I was surprised to see how quickly MCTS was abandoned as a methodology for exploring unique solution spaces as well as organizing CoT methods. Deepseek R1 inspired a bunch of people in the space to abandon search in favor of pure RL. The issue here is that RL requires a good set of priors, and that comes from the derivation of R1 from existing pre-trainied models. Search methods are optimal, but scale poorly. Since enumerating over all possible character combinations would also find the optimal solution. But if your rollouts are multi-step & include tool calls, updates the environment state as a result, and then you need another action based on that, and you need to explore what the alternative actions do to create the reward (repeat until max depth or goal met), it kinda has to be tree search of some kind.

Another Quick Tool

For those who haven’t come across it yet, here’s a handy trick to discuss an entire GitHub repo with an LLM: Just replace “github” with “gitingest” in the url, and you get the whole repo as a single string that you can then paste in your LLMs. Similar to https://repo2txt.simplebasedomain.com/ that I’ve linked to before. These are really useful tools for building documentation or exploring capabilities. Be careful though. Big repos can easily be 500k tokens and this far exceeds most context windows.

Huggingface for the Lead

You’d think GitHub might be a leader in this space, but Huggingface seems to be a real darkhorse when it comes to AI powered apps. With 400k apps available, this is a real treasure trove of tools that can do some cool stuff. Inspiration, some open, and a bunch of crazy to wade through it’s no wonder that AI apps are tough to make it big with these days. It isn’t a full blown SaaS provider by any means, but a cool place to see which direction the community is thinking in.

https://huggingface.co/spaces

A better GUI for LLMs?

For a log time now I’ve been wanting a different user interface for working with chat based LLMs. Oftentimes I’ll end up starting a particular project and in the process of getting to my end goal I’ll take a few multithreaded steps.

https://www.rabbithole.chat/

The models are not the important part of Rabbithole. It uses a more visually expansive way to learn about anything on my mind — without having to switch back and forth between tabs or chats. The knowledge graph like UI is really useful and cool. I’d like to see this implemented by one of the AI labs, or an open source version that can be layered atop your own API key based engagement.
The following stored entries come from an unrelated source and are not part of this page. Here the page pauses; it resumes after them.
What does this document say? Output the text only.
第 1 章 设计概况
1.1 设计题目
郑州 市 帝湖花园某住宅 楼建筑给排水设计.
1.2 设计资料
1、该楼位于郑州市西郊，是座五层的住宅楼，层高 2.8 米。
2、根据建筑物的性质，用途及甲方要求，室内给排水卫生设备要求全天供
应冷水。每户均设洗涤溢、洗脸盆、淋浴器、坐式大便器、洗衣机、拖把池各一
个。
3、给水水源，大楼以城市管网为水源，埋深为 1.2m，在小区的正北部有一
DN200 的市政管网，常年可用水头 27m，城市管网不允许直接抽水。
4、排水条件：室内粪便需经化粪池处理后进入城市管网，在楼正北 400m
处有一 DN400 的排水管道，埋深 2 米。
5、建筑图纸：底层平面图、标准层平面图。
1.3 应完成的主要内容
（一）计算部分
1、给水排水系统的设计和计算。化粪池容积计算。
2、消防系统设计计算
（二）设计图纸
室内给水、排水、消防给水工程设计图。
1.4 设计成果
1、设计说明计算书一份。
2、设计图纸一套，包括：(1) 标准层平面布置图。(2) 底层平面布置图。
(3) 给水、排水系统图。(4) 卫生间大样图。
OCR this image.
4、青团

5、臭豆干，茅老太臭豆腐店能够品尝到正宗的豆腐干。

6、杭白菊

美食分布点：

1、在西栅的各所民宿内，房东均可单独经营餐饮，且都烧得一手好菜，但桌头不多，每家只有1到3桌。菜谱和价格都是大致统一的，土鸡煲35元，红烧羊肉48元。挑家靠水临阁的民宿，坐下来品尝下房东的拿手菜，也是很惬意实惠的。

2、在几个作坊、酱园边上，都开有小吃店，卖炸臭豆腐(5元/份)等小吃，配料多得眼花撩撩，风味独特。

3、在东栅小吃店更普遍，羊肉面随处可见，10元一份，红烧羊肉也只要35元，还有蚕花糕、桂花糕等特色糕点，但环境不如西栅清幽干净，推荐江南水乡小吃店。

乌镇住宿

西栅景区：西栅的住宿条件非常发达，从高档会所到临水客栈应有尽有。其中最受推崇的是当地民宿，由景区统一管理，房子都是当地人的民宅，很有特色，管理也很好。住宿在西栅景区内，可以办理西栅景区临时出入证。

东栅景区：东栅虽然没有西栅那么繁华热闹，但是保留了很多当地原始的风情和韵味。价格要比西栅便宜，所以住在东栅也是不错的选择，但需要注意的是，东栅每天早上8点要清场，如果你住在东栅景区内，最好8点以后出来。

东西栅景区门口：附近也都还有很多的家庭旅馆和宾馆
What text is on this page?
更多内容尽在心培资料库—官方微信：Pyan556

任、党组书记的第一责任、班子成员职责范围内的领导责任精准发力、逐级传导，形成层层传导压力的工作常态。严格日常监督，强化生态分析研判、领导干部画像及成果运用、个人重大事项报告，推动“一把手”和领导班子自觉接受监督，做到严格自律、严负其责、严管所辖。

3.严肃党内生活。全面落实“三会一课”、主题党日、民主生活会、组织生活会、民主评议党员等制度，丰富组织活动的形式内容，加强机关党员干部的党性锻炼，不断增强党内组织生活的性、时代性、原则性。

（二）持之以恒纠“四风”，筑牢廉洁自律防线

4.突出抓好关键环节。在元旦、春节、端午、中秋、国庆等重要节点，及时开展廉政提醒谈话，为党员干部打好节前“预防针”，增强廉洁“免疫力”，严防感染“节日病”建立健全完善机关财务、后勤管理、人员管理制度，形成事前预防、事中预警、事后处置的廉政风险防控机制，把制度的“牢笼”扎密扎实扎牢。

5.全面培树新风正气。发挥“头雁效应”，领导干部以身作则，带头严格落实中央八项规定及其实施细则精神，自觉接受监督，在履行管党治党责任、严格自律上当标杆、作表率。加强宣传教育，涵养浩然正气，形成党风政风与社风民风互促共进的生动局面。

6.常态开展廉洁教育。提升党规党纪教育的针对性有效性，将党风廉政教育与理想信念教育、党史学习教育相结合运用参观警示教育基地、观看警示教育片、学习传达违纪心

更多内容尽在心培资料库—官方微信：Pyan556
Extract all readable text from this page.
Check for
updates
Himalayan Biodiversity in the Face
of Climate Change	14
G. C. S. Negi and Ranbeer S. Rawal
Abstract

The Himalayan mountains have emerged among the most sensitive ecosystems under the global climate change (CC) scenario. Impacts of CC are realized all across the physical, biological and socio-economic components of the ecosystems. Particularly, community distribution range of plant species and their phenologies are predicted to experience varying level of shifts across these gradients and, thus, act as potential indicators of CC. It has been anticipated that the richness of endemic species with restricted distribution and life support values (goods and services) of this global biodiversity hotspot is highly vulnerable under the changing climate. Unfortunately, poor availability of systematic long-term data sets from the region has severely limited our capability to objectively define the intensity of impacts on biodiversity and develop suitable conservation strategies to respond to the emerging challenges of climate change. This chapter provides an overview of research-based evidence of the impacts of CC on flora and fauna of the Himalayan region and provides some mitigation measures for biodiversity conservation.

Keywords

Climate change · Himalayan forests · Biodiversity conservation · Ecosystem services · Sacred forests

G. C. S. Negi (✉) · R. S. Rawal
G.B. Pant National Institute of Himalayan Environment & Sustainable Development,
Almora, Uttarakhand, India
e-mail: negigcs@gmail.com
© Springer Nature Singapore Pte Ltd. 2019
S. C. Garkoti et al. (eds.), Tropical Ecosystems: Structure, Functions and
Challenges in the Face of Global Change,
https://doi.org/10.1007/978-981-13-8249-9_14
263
A glance into the economic impact of AI

https://assets.anthropic.com/m/2e23255f1e84ca97/original/Economic_Tasks_AI_Paper.pdf

There is a lot of important stuff in this new paper by Anthropic that shows how people are actually using Claude. 1) The tasks that people are asking AI to do are some of the highest-value (& often intellectually challenging. 2) Adoption is uneven, but many fields are already high. This is just based on Claude usage, which is why adoption by field is less of a big deal (Claude is popular in different fields than ChatGPT) than the breakdowns at the task level, because they represent what people are willing to let AI do for them. Interesting that programming isn’t higher given that Claude has been arguably the best at code for a while now, but again, different demographics will use different AI tools. Plus as we saw a few weeks ago, Claude usage is a tiny fraction of ChatGPT so this is apples to oranges. Still, it’s interesting.